На нижних полках – совсем другая одежда. Эту одежду я помню. На нескольких старых хлопчатобумажных футболках виднеются выцветшие принты, но в основном здесь все белое. Чистая, нетронутая белизна. Если я подношу эти вещи поближе к лицу, то по-прежнему чувствую мамин запах, словно она их носила буквально вчера. Он пробивается даже сквозь запах пренебрежения, сырости и тоски, что рождается при долгом отсутствии солнечного света. Это простой, грубый хлопок. Будничная, совершенно не праздничная одежда. Но белый цвет все еще яркий, где-то почти ослепительный, где-то чуть отдающийся в синеву: цвет вдовьего траура, цвет скорбящих и безутешных, цвет отрекшихся от земных благ, цвет святых и монахов, цвет просветленных, больше не принадлежащих этому миру, уже шагнувших одной ногой на другой план бытия. Цвет гуру и его верных учеников. Возможно, для мамы эти белые хлопковые одежды были способом обрести свою правду, этаким чистым листом, на котором она заново перепишет себя и найдет путь к свободе. Но для меня они означали совсем другое. Белый саван, накрывший нас с ней, как живых мертвецов. Белый, настолько строгий и непреклонный, что это уже выходило за рамки приличий. Белый как метка изгоев. Для мамы – цвет ее общины, а для меня – цвет предельного разобщения. Эти белые одежды отделили нас от семьи, от друзей и от всех остальных. Из-за них моя жизнь на несколько лет превратилась в тюрьму.
***
От моего дома до маминого можно добраться пешком за сорок пять минут, если идти самой короткой дорогой и подолгу не ждать «зеленого» на переходах. Путь лежит мимо трех торговых центров, расположенных как бы в вершинах чуть скособоченного треугольника. В одном из них есть кинотеатр, и в дни громких кинопремьер стоянка у входа забита машинами.
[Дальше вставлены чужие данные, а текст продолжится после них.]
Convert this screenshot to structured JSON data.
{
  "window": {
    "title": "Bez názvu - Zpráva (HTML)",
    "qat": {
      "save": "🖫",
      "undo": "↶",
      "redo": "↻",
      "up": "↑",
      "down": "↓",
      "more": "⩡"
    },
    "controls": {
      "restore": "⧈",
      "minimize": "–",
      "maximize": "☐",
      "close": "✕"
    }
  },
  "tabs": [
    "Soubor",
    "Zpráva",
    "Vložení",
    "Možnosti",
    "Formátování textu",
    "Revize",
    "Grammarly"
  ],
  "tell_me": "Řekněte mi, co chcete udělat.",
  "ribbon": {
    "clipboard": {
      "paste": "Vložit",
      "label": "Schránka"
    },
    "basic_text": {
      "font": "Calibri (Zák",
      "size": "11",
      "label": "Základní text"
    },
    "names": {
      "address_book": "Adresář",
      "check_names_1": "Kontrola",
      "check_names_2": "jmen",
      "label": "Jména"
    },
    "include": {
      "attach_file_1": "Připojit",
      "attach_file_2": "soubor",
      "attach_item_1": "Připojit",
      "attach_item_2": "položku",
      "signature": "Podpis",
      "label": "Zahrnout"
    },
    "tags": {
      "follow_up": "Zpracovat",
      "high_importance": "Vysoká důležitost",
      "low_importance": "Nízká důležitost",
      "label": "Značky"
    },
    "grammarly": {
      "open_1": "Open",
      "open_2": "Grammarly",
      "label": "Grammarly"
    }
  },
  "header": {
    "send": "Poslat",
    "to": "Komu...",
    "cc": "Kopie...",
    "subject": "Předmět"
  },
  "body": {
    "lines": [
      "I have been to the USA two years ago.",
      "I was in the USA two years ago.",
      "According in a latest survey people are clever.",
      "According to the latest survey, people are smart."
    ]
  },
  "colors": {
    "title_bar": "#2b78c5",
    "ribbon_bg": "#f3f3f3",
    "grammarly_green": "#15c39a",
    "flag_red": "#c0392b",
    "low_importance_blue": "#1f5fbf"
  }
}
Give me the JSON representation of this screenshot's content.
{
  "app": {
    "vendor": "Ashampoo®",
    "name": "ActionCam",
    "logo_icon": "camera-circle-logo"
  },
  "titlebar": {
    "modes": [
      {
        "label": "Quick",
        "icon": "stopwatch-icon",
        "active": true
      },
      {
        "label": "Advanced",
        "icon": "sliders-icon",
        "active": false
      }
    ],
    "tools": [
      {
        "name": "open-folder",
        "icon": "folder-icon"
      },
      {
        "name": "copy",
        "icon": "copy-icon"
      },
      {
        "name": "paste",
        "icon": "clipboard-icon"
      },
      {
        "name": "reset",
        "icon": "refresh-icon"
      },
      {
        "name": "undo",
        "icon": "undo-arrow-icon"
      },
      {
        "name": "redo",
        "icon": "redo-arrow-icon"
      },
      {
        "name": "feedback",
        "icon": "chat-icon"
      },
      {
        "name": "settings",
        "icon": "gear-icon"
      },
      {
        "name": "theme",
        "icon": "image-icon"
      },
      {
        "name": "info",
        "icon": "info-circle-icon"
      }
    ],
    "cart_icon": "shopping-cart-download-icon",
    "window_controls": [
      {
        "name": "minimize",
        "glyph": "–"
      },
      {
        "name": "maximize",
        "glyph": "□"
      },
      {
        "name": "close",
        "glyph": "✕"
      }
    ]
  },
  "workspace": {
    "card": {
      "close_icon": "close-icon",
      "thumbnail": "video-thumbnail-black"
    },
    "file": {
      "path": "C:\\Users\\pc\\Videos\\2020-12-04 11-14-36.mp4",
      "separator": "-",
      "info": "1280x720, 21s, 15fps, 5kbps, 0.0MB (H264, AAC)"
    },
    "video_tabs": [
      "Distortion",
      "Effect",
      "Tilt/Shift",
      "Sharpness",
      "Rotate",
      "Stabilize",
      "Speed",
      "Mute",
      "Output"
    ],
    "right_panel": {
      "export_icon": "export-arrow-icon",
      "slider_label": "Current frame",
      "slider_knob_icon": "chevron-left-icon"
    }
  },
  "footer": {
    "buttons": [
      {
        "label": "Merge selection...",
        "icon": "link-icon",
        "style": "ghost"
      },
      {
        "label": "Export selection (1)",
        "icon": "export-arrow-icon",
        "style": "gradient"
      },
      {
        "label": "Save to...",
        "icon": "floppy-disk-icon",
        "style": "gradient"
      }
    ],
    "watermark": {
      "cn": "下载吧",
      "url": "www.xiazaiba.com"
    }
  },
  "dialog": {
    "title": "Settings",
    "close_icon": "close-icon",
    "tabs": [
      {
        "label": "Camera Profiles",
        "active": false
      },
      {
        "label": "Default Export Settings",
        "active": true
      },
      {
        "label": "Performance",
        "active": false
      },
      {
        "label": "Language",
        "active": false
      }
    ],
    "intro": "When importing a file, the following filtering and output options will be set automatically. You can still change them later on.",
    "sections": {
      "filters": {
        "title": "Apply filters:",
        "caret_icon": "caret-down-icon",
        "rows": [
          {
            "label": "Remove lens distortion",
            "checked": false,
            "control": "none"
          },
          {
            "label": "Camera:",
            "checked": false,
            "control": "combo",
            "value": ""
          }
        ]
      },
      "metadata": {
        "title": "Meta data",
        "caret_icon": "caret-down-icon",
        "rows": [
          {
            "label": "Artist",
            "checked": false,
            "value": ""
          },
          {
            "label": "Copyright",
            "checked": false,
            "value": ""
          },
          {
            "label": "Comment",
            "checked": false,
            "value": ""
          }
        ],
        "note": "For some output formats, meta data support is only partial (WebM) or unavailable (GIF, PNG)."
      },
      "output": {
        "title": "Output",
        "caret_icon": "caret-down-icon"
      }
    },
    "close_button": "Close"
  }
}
Двухполосный автомобильный мост пересекает узкую речку, которая разливается в сезон дождей и почти полностью пересыхает в разгар лета. Иногда вонь стоячей воды и гниющего ила доходит до маминых окон. Берега плотно застроены. Сплошь элитные жилые комплексы и пятизвездочные отели, непременно упоминающие вид на реку на своих сайтах. На заборах вокруг стройплощадок висят гигантские щиты с рекламой индийских мыльных опер и косметических средств для отбеливания кожи.
Утренний поток машин замирает на каждом углу. Вся Пуна – сплошная дорожная пробка. Каждый взрыв воя клаксонов бьет по ушам, я всерьез опасаюсь оглохнуть. Скоро наступит зима, будет резкое похолодание. Жизнь застынет, замедлится. Зимой люди вялые и неспешные. Резкие движения чреваты шизофренией и больным горлом.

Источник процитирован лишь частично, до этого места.